Cap in hand
China’s carbon-trading experiment is another case of the country’s trouble with free markets. It’s not just stock prices and currency rates that are proving hard to manage. Seven pilot schemes aiming to create a market for carbon dioxide (CO2) are also floundering.
Allowing supply and demand to put a price on carbon sounded like a nice idea when China first mooted it in 2013. Trading permits for emissions fit with environmental policy but also matched official ambitions to give market forces a more decisive role.
The plan was that companies which produce more than their fair share of CO2 would buy government-issued permits from rivals which had undershot their quotas. In Guangdong, companies were also allowed to buy extras through government-run auctions. Giving polluters a financial incentive would help reduce emissions.
But the pilot markets in Guangdong, Hubei, Beijing, Shanghai, Chongqing, Tianjin and Shenzhen have flunked. Although almost every company involved was officially compliant by the end of the one-year period this summer, that achievement is underwhelming.
Permits were too plentiful and therefore very cheap. Flexible deadlines meant persistent polluters were able to meet their targets. Even Hubei cement producer Huaxin Cement – which tried to wangle extra permits from the regulator, according to Reuters – found a way to hit its target.

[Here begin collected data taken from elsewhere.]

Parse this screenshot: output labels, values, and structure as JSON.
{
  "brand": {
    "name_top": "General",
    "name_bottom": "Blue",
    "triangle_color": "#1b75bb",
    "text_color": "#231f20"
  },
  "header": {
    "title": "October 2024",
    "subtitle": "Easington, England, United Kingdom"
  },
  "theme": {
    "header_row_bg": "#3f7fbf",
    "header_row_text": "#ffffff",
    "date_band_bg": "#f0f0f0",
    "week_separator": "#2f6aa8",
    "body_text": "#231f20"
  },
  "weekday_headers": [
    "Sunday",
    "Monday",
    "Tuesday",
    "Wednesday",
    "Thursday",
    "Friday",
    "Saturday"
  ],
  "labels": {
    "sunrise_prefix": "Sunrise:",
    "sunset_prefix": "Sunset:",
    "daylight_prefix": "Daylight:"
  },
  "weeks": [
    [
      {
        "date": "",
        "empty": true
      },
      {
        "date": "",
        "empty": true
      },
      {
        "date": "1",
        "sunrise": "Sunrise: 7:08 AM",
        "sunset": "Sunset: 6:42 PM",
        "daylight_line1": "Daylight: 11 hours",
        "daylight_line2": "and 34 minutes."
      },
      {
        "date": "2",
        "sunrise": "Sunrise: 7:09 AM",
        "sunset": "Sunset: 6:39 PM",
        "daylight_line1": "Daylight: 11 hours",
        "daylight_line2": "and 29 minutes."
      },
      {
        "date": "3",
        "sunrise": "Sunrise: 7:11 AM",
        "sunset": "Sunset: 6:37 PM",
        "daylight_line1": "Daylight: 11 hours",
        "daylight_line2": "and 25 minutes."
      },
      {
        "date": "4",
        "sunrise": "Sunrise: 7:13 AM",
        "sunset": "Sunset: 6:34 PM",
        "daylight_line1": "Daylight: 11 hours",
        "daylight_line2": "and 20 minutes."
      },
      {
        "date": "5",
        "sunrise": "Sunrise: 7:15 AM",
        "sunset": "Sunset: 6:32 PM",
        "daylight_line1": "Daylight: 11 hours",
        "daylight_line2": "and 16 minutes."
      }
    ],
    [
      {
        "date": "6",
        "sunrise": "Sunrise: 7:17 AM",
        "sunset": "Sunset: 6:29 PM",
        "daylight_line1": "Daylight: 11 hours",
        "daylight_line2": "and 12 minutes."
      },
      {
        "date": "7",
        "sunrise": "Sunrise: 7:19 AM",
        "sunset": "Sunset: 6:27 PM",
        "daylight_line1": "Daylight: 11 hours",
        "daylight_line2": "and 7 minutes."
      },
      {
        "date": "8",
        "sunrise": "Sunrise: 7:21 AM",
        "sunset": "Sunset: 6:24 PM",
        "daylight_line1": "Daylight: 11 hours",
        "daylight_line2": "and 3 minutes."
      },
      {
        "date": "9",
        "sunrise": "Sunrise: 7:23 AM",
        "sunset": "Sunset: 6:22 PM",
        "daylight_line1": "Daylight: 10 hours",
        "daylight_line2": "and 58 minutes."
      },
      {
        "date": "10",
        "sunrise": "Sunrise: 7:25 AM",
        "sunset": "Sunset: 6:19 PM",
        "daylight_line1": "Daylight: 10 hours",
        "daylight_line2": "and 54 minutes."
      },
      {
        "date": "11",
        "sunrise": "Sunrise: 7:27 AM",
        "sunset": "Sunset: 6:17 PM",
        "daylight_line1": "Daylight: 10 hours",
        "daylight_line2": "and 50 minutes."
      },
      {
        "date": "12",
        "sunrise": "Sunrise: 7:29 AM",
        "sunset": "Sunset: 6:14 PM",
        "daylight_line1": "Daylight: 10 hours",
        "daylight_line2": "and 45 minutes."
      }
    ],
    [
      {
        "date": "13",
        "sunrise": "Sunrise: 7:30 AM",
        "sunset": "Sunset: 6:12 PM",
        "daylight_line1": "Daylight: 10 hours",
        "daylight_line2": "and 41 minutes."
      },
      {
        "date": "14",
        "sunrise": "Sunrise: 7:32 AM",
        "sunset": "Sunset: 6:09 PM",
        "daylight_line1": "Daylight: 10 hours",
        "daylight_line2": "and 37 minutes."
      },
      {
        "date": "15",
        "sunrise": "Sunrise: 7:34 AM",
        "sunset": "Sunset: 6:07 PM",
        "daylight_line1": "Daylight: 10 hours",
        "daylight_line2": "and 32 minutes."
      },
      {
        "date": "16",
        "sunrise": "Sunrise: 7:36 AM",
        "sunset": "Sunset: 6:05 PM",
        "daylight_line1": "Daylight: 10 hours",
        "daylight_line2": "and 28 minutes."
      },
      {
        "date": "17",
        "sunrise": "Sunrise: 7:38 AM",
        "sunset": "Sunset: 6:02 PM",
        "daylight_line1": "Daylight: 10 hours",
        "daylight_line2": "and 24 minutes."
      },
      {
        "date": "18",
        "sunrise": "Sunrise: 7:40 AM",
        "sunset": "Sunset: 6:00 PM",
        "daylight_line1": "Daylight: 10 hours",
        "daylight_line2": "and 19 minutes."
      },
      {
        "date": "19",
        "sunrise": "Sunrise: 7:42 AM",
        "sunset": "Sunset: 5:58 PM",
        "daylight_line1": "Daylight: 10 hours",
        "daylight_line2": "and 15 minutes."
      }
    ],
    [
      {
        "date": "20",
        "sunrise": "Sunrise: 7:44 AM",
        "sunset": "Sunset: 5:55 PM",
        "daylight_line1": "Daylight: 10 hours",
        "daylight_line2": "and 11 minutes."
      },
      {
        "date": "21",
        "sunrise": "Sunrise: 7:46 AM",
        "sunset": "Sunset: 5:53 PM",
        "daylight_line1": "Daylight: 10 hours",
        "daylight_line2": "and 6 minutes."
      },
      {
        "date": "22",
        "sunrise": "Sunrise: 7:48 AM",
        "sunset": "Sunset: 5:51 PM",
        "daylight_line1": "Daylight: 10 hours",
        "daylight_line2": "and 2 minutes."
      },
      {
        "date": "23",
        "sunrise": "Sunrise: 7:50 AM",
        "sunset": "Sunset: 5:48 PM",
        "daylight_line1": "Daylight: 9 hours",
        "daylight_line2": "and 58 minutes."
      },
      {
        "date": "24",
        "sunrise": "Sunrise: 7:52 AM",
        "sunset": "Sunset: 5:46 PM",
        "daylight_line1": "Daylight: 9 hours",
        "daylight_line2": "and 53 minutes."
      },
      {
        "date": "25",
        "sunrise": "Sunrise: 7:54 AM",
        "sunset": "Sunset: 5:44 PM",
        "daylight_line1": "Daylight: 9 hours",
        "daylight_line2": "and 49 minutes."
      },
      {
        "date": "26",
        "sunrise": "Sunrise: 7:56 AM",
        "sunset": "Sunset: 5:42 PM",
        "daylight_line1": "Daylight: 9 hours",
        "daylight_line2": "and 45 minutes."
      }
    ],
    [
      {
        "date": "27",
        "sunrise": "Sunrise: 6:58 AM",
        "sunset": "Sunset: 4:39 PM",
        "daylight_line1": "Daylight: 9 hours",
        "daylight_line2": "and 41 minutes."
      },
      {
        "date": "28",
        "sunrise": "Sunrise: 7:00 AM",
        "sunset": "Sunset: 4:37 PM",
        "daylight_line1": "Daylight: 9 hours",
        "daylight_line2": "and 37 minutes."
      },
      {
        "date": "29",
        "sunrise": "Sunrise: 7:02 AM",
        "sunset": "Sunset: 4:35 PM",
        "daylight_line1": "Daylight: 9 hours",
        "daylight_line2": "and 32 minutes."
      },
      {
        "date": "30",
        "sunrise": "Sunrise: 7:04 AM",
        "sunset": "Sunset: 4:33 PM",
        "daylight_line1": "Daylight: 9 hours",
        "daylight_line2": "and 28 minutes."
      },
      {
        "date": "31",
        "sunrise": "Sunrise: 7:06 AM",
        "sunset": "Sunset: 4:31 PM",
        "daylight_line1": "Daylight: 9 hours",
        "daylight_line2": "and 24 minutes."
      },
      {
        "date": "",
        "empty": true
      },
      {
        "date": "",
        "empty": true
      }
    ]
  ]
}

In Guangdong, officials are planning to revamp the sales system to attract more participants, Reuters reported on Sept. 8. Permit prices in July were down 70 percent from a year earlier and only 10 percent of the allowances available at a recent auction were sold, implying that companies had cut their output. But overall emissions in the manufacturing-heavy region dropped by just 1.5 percent.
China is not alone in struggling to make carbon a tradeable commodity. Yet the People’s Republic faces particular challenges. The government offers no official national figures for CO2 emissions and unofficial estimates may be off by as much as 14 percent, according to one recent study. There’s also little transparency at a corporate level. Without hard numbers, executives need vivid imaginations to see caps on emissions as meaningful goals rather than arbitrary digits.
For China, a carbon tax might be a better way to push companies into greener habits. A draft environmental tax law targeting water, soil and air pollution laid out rough foundations for such a levy in June this year. A tax won’t be any more popular, but would be easier to implement. This is one area where state control works better than market forces.